A developer rues the day

Participatory design, while not yet a tradition, may very well be the thing that saves us from an entirely ugly landscape. This is the most democratic of the traditions in that it is architecture for the people, by the people. Design professionals educate the public such that their decisions about the nature of a proposed place are socially and environmentally conscious of long-term effects. Designers, too, become educated, learning how to better respond to the needs of every day people and their community. It is my sincerest wish that this heralded tradition-hopeful is ushered in with Godspeed.
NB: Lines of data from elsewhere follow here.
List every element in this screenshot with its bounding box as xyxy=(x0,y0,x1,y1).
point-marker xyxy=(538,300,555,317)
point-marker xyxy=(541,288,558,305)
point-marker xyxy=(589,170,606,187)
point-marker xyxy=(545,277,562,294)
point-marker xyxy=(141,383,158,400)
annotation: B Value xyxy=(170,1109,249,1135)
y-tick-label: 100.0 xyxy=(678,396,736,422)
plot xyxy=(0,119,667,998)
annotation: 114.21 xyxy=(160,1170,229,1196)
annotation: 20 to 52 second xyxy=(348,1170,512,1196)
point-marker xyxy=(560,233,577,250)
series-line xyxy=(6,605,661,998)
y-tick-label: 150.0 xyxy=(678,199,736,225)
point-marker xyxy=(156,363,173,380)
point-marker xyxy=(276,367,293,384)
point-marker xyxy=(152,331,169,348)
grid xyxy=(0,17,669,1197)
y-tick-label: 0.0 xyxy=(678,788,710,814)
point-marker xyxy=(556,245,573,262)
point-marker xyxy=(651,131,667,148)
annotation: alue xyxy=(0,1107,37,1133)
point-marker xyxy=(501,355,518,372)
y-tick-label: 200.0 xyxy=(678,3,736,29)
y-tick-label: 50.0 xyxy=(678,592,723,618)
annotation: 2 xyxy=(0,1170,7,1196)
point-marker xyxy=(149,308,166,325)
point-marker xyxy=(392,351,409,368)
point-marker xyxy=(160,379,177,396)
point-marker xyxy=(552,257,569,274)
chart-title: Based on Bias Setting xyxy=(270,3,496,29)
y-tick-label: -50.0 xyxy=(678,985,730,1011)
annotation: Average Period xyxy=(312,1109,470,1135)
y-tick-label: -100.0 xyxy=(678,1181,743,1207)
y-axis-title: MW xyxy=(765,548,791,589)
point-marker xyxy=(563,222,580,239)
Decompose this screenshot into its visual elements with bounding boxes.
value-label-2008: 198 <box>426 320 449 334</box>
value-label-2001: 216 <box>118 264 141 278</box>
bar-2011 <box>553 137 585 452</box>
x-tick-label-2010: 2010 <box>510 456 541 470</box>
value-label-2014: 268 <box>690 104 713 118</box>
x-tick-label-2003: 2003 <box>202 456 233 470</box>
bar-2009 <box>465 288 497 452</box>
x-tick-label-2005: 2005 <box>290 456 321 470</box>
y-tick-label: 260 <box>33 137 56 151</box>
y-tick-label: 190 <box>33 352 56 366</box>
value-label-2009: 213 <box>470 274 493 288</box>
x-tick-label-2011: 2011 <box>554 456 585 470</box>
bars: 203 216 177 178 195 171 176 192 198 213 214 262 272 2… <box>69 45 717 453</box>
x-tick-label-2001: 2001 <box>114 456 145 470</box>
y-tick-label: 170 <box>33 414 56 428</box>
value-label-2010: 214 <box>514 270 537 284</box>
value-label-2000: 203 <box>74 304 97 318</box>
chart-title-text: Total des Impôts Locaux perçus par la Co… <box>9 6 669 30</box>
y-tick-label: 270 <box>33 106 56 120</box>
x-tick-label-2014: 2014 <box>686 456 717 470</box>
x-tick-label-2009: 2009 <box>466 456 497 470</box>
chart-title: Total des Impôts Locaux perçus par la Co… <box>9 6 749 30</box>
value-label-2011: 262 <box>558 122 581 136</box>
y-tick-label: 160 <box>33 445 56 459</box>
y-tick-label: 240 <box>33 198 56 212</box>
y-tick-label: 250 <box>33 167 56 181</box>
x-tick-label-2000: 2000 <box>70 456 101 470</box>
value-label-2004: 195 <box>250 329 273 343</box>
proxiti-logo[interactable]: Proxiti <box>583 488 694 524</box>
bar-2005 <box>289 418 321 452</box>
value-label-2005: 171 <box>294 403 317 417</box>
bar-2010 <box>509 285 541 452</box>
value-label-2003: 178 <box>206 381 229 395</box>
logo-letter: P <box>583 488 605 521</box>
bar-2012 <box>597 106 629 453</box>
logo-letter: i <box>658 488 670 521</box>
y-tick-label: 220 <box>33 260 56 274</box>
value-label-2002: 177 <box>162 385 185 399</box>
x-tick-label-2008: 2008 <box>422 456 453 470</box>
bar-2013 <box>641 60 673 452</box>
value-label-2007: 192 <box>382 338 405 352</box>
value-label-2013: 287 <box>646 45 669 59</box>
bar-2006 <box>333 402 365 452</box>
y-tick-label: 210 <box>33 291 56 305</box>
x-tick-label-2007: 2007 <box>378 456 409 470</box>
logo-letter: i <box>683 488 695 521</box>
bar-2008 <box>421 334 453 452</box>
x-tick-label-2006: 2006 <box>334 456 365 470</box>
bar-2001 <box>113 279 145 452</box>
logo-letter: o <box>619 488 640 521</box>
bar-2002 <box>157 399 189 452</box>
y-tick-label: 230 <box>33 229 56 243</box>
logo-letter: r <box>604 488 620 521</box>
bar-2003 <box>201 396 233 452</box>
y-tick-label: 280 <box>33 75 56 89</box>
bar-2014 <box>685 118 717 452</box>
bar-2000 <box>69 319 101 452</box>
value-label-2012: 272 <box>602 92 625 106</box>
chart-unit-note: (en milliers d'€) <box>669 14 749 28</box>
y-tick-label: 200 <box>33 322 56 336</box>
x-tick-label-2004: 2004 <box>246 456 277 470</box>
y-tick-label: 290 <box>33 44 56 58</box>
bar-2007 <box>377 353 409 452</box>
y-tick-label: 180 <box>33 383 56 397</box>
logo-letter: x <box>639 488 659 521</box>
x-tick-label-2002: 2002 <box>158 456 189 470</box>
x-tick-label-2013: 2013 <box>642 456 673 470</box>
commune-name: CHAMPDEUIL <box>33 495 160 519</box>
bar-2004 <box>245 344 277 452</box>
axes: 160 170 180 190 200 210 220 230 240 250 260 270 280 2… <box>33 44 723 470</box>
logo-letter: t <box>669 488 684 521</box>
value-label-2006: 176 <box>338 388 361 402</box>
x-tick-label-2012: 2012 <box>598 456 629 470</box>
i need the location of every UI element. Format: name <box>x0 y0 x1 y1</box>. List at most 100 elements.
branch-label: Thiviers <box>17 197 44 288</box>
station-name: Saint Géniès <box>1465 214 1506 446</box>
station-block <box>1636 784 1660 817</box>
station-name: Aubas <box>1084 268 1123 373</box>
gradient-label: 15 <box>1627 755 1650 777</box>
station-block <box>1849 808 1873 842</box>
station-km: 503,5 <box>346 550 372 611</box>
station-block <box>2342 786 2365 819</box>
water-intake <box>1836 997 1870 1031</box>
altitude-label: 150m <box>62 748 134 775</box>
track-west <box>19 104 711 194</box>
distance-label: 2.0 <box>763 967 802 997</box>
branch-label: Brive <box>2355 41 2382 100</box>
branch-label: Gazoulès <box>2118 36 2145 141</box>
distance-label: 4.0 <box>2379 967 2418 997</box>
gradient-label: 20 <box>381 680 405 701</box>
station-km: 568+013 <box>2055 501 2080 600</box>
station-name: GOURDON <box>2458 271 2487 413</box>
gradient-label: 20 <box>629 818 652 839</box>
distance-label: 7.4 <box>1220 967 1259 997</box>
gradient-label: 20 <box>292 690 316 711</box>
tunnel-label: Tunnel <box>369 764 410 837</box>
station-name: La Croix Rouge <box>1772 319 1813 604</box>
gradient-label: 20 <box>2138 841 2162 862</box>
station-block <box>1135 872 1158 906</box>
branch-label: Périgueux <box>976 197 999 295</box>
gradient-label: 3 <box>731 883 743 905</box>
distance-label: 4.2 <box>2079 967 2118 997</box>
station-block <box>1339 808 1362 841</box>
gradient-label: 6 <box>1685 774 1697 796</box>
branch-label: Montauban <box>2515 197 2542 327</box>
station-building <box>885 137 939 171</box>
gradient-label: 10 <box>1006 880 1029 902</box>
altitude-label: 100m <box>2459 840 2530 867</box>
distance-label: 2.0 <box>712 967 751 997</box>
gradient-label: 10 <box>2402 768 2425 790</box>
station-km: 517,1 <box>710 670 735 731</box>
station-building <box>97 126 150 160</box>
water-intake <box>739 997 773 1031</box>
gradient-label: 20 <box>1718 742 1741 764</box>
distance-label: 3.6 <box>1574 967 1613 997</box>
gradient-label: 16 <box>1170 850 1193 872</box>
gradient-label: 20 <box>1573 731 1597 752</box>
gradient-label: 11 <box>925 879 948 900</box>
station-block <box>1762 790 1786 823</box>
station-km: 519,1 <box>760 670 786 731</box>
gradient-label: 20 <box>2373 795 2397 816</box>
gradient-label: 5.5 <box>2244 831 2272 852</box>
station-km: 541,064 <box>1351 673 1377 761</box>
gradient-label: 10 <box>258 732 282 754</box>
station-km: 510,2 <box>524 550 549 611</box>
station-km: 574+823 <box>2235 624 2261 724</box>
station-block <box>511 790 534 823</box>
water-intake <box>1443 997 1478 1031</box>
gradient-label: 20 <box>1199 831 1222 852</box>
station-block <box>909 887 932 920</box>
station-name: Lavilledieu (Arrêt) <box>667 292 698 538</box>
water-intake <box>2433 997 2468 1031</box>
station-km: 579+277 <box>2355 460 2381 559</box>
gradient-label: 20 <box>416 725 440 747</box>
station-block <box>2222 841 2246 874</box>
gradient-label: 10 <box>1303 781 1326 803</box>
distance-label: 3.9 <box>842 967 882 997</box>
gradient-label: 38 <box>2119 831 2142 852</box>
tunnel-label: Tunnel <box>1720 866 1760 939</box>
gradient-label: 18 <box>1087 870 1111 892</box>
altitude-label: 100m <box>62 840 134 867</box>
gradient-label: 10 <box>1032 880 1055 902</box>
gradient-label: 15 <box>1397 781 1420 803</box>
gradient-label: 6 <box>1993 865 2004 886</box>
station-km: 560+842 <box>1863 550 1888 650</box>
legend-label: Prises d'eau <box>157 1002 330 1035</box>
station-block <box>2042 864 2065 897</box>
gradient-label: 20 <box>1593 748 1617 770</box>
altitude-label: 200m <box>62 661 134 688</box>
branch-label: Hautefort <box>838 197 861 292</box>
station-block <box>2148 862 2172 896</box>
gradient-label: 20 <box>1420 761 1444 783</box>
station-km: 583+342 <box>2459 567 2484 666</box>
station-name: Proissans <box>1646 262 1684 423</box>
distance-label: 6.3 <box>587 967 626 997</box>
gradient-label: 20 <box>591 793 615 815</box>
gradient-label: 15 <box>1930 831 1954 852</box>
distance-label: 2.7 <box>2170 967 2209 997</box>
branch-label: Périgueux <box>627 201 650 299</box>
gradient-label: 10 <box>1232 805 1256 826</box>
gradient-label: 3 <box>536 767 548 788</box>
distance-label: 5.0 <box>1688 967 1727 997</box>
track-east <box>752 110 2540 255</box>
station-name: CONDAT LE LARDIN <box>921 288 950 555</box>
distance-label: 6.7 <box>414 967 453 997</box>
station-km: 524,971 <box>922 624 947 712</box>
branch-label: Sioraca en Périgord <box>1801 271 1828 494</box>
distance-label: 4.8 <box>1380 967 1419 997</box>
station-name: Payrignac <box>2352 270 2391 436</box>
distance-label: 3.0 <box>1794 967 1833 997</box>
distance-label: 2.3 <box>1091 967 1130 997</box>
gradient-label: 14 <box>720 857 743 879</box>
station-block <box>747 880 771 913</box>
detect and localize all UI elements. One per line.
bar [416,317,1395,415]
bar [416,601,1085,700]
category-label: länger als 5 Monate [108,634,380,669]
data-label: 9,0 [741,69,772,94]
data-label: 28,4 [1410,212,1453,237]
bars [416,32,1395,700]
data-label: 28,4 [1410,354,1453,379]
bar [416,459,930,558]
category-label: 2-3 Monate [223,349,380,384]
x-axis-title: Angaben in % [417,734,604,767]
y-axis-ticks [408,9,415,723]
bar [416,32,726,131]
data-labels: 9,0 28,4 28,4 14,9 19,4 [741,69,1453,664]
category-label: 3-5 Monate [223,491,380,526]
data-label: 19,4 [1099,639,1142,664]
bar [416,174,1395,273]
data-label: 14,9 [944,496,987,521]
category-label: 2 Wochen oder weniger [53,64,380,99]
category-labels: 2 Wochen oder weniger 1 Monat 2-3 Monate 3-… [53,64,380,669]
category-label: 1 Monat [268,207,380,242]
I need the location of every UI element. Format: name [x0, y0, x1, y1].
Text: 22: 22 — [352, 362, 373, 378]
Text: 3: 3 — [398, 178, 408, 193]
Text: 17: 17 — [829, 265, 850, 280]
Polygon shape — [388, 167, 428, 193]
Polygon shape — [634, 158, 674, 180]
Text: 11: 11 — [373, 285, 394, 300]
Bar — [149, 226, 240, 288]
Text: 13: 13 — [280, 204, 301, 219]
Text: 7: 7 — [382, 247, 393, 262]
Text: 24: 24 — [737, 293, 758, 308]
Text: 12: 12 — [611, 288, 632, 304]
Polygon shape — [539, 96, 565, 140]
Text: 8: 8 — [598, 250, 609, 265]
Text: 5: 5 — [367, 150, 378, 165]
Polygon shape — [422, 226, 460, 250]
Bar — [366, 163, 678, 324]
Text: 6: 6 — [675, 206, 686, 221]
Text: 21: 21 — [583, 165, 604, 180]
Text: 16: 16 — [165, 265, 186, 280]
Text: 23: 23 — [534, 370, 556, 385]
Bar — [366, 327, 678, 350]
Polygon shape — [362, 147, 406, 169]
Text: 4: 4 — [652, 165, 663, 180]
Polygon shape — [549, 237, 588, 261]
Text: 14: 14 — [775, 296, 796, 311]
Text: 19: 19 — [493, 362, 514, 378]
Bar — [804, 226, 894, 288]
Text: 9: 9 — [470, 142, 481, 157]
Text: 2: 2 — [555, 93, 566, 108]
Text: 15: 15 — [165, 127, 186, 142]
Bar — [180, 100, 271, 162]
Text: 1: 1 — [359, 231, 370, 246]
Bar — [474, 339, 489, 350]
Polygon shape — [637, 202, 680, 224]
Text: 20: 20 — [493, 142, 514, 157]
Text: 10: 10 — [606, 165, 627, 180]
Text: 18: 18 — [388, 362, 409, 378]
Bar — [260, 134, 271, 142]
Some points I’d like to make:

1. Thanks to the uglification of American architecture and all its wasteful ways, people are beginning to realize how wise our uneducated, primitive ancestors really were.

Using Local Materials

It was by necessity that folks used locally-available materials, but how’s this for a flash of brilliance? Maybe, just maybe, the materials that already exist in a particular location are probably the best suited materials for building in said location. Maybe it is ostentatious and foolish to insist in importing materials from far-away lands. Maybe the exponentially-growing environmental and social ramification of shipping building materials great distances should be causing people to reconsider their selfish, petty wants. We can learn much from indigenous cultures, but, the question is: will we?

2. While the high style tradition is responsible for some of the world’s greatest architecture, it is also responsible for planting the seeds of conspicuous consumption, which is an abomination against nature and common sense.

If you’re a king or the pope or a Hollywood director, you probably have the means to put together a real swell pad. That’s great. It’s wonderful to go to Europe and feel like you’re in a large living museum of awe and splendor. It’s nice to read glossy magazines full of saturated photographs of people who have obscene amounts of money who are able to import Italian travertine for their bathroom floor. But let’s talk about jealousy. If you see something pretty in a home decorating mag, it’s as good as porn for setting yourself up on a vicious cycle of desire and disappointment. You do not make 1.2 million dollars a year. You work at Walmart. You can’t even afford to go to the dentist. You will never rest your feet on Italian travertine while you are taking a dump. No. These are empty dreams, designed by cruel marketing people to make you want what you do not need. But you will go to Target anyway and put some Michael Graves teakettles on your Discover card. It will be satisfying, but the feeling will go away. You will buy more, more, more, but it is never enough. You feel suave and sophisticated, but your credit card debt will be passed on to your children. This is not success. This is being a victim of the games advertisers like to play with your mind. Resist.

3. How ridiculous has our system become when talking to actual people about planning their own town is seen as a new and novel method of development?

It seems like common sense, doesn’t it, to actually meet with the people most directly effected by building design? Wouldn’t it be helpful to an architect to gather the unscripted, candid opinions of townsfolk who know, better than any developer, what it is that their town does and does not need? Wouldn’t a place designed by democracy and yet guided by design professionals prove to be a culturally satisfying and meaningful place to live? I think so.